How actions work
Each action object holds a piece of state (a value or trigger) and automatically generates the appropriate GUI controls to manipulate that state. For example, a StringAction stores a text string and creates a labeled text box widget for users to view or edit that string 1. A DecimalAction holds a numeric value and might create a slider + textbox combo to adjust that number. Developers do not directly create Qt widgets for plugin settings; instead, they instantiate actions (like new StringAction(this, "Label", defaultValue)) and ManiVault takes care of rendering the GUI elements and keeping them in sync with the underlying value
2. This abstraction makes actions building blocks that can be added to a plugin’s interface with minimal effort while ensuring consistency across the whole application.
Key characteristics
Actions aren’t just static UI controls – they carry metadata and integration hooks:
Each action has a title (used as its label in the UI) and an internal ID. The title is displayed next to the widget (and is interactive for linking/sharing as discussed later).
Actions know whether they are public or private in scope. A public action’s value can be shared with other plugins, whereas a private action is local to the plugin.
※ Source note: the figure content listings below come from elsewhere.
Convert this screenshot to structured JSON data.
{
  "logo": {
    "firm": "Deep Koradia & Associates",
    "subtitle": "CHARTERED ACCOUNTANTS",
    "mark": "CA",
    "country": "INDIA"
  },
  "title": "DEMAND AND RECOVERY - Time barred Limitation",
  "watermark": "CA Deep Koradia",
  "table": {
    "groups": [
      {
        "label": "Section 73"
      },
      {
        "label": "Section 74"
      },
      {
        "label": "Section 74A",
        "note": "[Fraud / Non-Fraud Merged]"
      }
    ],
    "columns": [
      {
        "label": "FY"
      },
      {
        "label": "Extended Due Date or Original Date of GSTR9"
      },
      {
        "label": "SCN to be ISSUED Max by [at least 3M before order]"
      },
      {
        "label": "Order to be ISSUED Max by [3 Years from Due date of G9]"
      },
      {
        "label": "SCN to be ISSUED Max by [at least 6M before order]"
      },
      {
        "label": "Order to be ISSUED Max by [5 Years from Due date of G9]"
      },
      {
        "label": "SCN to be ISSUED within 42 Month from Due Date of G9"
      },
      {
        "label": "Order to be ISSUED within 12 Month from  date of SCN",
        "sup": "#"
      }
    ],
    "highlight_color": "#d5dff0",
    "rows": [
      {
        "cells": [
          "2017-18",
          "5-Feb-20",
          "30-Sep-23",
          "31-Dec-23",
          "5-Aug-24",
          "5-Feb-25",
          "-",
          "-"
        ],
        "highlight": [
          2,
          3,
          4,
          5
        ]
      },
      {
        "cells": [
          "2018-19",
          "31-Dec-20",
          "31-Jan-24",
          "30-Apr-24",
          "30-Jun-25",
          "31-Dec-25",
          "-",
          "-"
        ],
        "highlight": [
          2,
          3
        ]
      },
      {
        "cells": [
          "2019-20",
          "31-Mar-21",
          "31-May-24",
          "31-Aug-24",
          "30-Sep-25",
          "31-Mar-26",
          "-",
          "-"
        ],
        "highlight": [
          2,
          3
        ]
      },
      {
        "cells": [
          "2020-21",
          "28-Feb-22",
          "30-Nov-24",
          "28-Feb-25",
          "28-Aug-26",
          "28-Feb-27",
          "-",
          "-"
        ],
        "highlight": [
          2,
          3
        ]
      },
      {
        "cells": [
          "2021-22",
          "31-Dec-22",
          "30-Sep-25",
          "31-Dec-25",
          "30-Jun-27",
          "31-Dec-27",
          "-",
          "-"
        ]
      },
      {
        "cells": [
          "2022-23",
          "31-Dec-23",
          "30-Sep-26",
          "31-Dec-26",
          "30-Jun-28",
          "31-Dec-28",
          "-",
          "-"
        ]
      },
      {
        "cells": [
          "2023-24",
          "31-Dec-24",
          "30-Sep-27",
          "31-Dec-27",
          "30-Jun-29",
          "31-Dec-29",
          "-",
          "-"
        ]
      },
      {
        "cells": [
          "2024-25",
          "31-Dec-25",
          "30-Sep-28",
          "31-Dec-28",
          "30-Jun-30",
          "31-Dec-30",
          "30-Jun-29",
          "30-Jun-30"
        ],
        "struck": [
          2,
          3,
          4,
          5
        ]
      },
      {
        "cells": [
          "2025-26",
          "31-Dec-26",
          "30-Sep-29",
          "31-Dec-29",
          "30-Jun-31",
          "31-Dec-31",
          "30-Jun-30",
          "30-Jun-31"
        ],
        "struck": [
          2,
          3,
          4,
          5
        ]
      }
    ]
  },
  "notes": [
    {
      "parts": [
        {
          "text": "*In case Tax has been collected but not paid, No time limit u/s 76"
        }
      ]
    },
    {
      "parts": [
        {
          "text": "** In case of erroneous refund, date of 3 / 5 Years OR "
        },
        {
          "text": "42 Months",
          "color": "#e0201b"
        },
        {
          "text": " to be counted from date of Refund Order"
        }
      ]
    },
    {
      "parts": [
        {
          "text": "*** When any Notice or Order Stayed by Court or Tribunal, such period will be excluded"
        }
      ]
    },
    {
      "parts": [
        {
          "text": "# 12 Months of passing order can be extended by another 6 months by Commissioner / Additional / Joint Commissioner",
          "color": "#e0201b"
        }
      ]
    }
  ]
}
By default, most plugin settings actions are private until the user or developer marks them public.
Actions emit signals when their value changes or when other state toggles happen (enabled/disabled, visibility changes, etc.), allowing the plugin logic to react to user input without manual GUI wiring.
All actions are part of a hierarchy within a plugin (often reflecting grouping in the UI). ManiVault’s core can traverse this hierarchy for tasks like saving state or building dynamic dialogs.